🤖 AI Summary
To address motion inconsistency and low fine-tuning efficiency in large video diffusion Transformers, this paper proposes a two-stage fine-tuning framework. Methodologically, it introduces (1) a novel spatiotemporal-decoupled LoRA architecture that explicitly separates spatial appearance modeling from temporal motion modeling; and (2) a sparse motion sampling strategy coupled with adaptive 3D RoPE positional encoding, substantially reducing computational overhead while enhancing temporal modeling capability. Evaluated on our newly constructed MotionBench benchmark—covering diverse motion patterns including camera motion, single/multi-object dynamics, and complex human actions—the method consistently outperforms existing approaches.
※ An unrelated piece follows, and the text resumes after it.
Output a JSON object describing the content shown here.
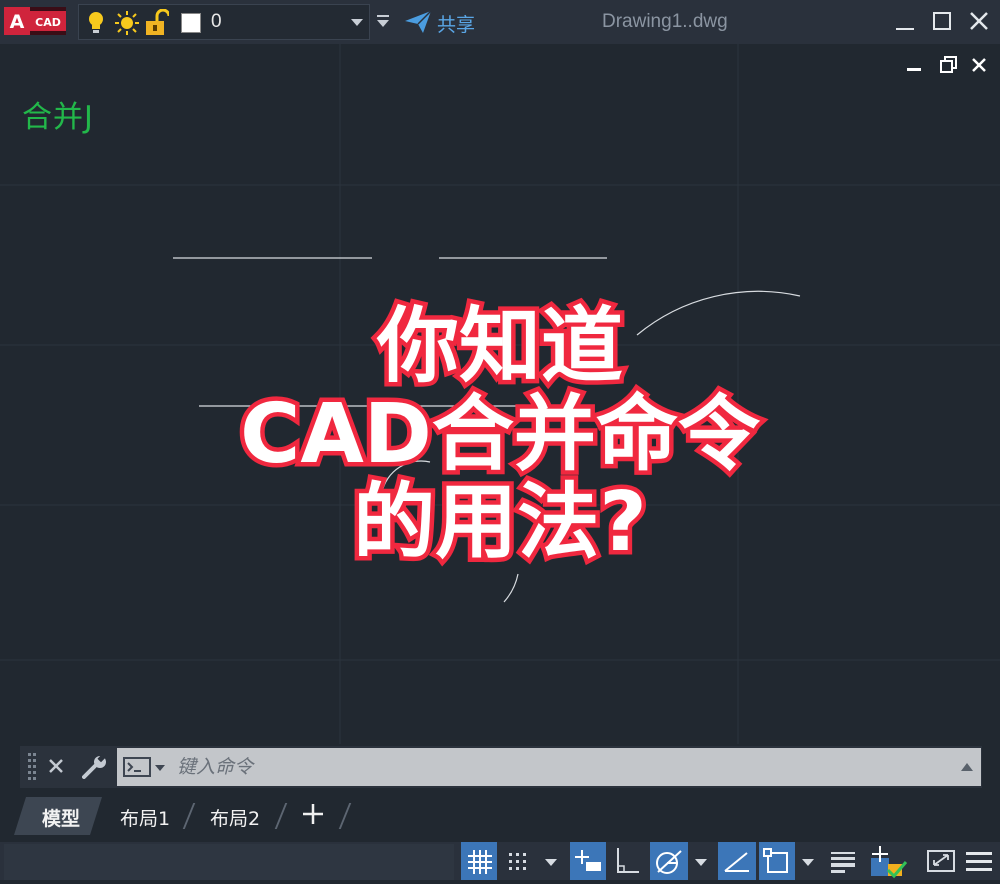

It achieves superior trade-offs between motion fidelity and inference efficiency, demonstrating that spatiotemporal decoupling simultaneously improves video generation quality and training scalability.
📝 Abstract
Recently, breakthroughs in the video diffusion transformer have shown remarkable capabilities in diverse motion generations. As for the motion-transfer task, current methods mainly use two-stage Low-Rank Adaptations (LoRAs) finetuning to obtain better performance. However, existing adaptation-based motion transfer still suffers from motion inconsistency and tuning inefficiency when applied to large video diffusion transformers. Naive two-stage LoRA tuning struggles to maintain motion consistency between generated and input videos due to the inherent spatial-temporal coupling in the 3D attention operator. Additionally, they require time-consuming fine-tuning processes in both stages. To tackle these issues, we propose Follow-Your-Motion, an efficient two-stage video motion transfer framework that finetunes a powerful video diffusion transformer to synthesize complex motion.Specifically, we propose a spatial-temporal decoupled LoRA to decouple the attention architecture for spatial appearance and temporal motion processing. During the second training stage, we design the sparse motion sampling and adaptive RoPE to accelerate the tuning speed. To address the lack of a benchmark for this field, we introduce MotionBench, a comprehensive benchmark comprising diverse motion, including creative camera motion, single object motion, multiple object motion, and complex human motion. We show extensive evaluations on MotionBench to verify the superiority of Follow-Your-Motion.